The decarbonisation of the steel industry is a big topic. On the one hand, we all want to breathe cleaner air, but on the other hand, we can't do without steel yet. The world produces 1.7 billion tonnes of steel a year, of which 0.4 billion tonnes is made from scrap in electric furnaces. Most of it (1.3 billion tonnes) is therefore produced from iron produced in the conventional way from iron ore in blast furnaces. However, this process generates CO2 in chemical reactions that exploit the properties of coke. The production of one tonne of steel produces about 2 tonnes of CO2. In the Czech Republic, CO2 emissions from steel production account for about 5% of greenhouse gas emissions, the highest of any manufacturing industry. To that extent, efforts to reduce them are understandable. What is worse is the speed that the EU expects.

The target is to reduce greenhouse gas emissions by at least 55% by 2030. The question is how to do it?

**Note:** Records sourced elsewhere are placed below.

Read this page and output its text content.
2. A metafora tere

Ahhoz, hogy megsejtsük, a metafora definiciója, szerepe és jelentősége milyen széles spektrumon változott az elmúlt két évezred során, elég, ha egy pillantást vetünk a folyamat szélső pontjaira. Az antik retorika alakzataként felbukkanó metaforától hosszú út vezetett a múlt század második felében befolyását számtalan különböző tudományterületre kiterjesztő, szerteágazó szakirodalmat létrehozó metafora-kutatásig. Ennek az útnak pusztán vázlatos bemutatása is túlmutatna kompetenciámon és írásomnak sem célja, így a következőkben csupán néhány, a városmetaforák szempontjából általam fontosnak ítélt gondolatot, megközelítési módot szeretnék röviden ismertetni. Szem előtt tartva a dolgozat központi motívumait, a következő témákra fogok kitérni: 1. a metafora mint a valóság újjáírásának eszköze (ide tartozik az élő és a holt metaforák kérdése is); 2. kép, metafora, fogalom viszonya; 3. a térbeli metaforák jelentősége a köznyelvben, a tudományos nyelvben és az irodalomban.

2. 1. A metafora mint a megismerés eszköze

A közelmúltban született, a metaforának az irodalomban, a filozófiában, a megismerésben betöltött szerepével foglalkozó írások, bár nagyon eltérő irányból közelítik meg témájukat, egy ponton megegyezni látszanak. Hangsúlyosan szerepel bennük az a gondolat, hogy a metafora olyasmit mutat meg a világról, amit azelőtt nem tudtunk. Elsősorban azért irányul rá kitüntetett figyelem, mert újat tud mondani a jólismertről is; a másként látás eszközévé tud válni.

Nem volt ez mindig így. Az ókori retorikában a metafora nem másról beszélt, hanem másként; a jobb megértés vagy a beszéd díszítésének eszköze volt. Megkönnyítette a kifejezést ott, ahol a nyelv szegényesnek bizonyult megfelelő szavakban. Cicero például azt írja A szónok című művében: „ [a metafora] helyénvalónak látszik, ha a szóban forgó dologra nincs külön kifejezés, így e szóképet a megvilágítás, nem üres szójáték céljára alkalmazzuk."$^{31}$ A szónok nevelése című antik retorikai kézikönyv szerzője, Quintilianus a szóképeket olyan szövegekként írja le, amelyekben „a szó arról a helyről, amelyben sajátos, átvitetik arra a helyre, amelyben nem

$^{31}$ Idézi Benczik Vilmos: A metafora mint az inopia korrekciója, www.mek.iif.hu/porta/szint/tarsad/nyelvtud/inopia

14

An alternative to blast furnace steelmaking is direct reduction of iron ore (DRI) with natural gas or hydrogen. However, their consumption in this process is enormous. It costs around CZK 10 billion to build a DRI plant with a capacity of 1 million tonnes of iron. If you embark on such an investment, despite the infinite returns, you have to factor depreciation into the price of steel. Let's say 200 €/t. Then there are the emission allowances, in the order of €70/t, which, if two tonnes of CO2 are actually generated from one tonne of steel, results in a price impact of €140/t. That's already a €340/t increase in the price of steel.  Moreover, there is not even a cheap source of natural gas in Europe, and to produce the necessary amount of hydrogen, again, a large amount of electricity is needed, but also natural gas. To give you an idea, if for example the Czech steel industry (5 million t/y) were to switch completely to hydrogen reduction, it would need about 10 times more energy than today, i.e. about 20 TWh, which is a quarter of the total consumption in the Czech Republic. You will have to reflect that overproduction of energy in the price again. Either it will be from nuclear or green energy, which will again be much more expensive. Let's say another €100/t. That's 440 €/t. Logistics costs will most likely increase, I would not be afraid to estimate at least 100 €/t. That's already somewhere in the region of €540/t extra to the price.

Well, when you consider that longer lasting higher quality steel is coming back into circulation later, and scrap is therefore also generally becoming scarcer, the route of producing steel in electric arc furnaces from scrap is not the only possible solution either. It is only one way. Similarly to so-called hybrid furnaces, where the scrap input can be flexibly controlled from 40 to 100 %. A mix of production technologies is therefore likely to emerge. Given that there is around 4.5 million tonnes of scrap in the country, I think that we will go down the route of arc and hybrid furnaces in our country. Liberty Ostrava is already investing in them.
More than competitiveness, in my opinion, it will be a question of how each country approaches the promotion of emission reduction projects and sets reasonable milestones for moving away from fossil fuels. Steel will one day be green, but it won't be cheaper, we will all have to pay for cleanliness. So the message to all customers is "Buy now!"